2025年1月18日 <土曜の午後のABC>年頭挨拶
木下長宏
年賀状いただいたみなさん、いただけなかったみなさん、今年はこちらから新年のご挨拶も出来なく、すみません。
11月の終りごろ、急性細菌性前立腺炎という病気に見舞われ、すぐ快癒するだろうとドクターもボク自身も思っていたのですが、カテーテルがなかなか外せず(一か月かかって)やっと外した翌日から局部に痛みが走り、高熱を発し(それが年末も年末、病院も長期休暇に入る直前)、抗生物質をいただいて小康状態になったところで、越年。三日にはかねてから約束していた食事会に出席出来るほどにまでになったのですが(さすがワインは控えましたが)、美食と大食を受け止める体力ではなかったようで、翌日はダウン。…と愚かな年末年始の日々を重ねて今日に至りました。
で、いまだに身体は病人なのですが、気力は新しい歳月に向かって充実させております。
岡倉天心研究会からは、3月5月と二回にわたって『易経』について語れとのご依頼。これは大仕事、勉強のやり直しを始めています(『易経』を勉強すると『老子』全体を見直せねばという事態に自分が追い込まれていることを発見—こんなことを病気に苛められながらやっています)。
ABCも負けてはいられません。今年こそ、老子の総見直しを終えさせて、<美>と<利>の思想の発掘を続けて行きたいと思っております。
古事記についても、上つ巻神代篇の真ん中あたりを飛ばして、終わり近くの木花佐久夜毘賣が登場するところを読んだのが去年の最後(12月14日)のABCでした。出来るだけ早く上つ巻を読み終えたいのですが、1月8日(土)は、隔月で連載している『八雁』に書いたことを読みたいと思います。そのうちの一つはすでに12月にお配りした「「と」の音幻論」(仮題)です、それからこの一月に出たばかりの一文を読みたいと思います。
ふたつ合わせて1月のABCのタイトルを、
<声>を<文字>へ———過渡期の文体としての『古事記』から学こと
としておきます。
日本の古代、中国大陸の古代の文化を勉強して行くと、現代の世界における日本の問題が手に取るように迫って来ませんか。
☆
追伸:このご挨拶といっしょにお送りしたいのは、11月に森脇孝介くんかもらった手紙、広島でホメロスを原文で読み続けている森脇君。彼の視点から寄せてくれた意見。ボクたちの思索にいい刺激を与えてくれそうです。

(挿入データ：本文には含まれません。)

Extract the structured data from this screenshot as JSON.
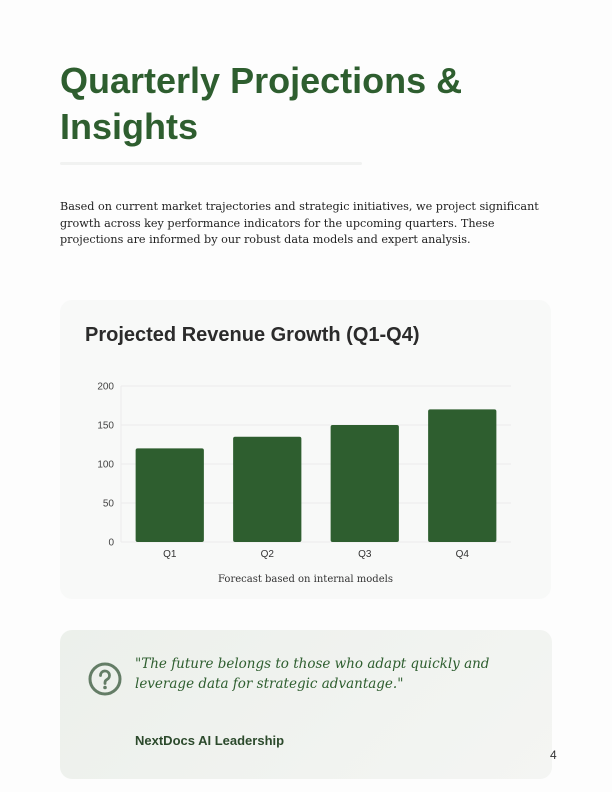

もう一つは、この夏の「もう一つのABC」を記録していただいた味園さんのメモです。単なる報告に終っていなくて、その後の質問カードに記入してくれた椋本、工藤両君の問いにボクが答えていることなども記録していただいています。ここから、またいろんな議論が生まれそうで、ABCのあと食事会とか、いろんな機会を見つけて議論が出来たらなぁと、ここにお送りしておきます。
さらに追伸:<土曜の午後のABC>のHP、イントロエッセイを更新しました。読んで感想ご意見を聞かせてください。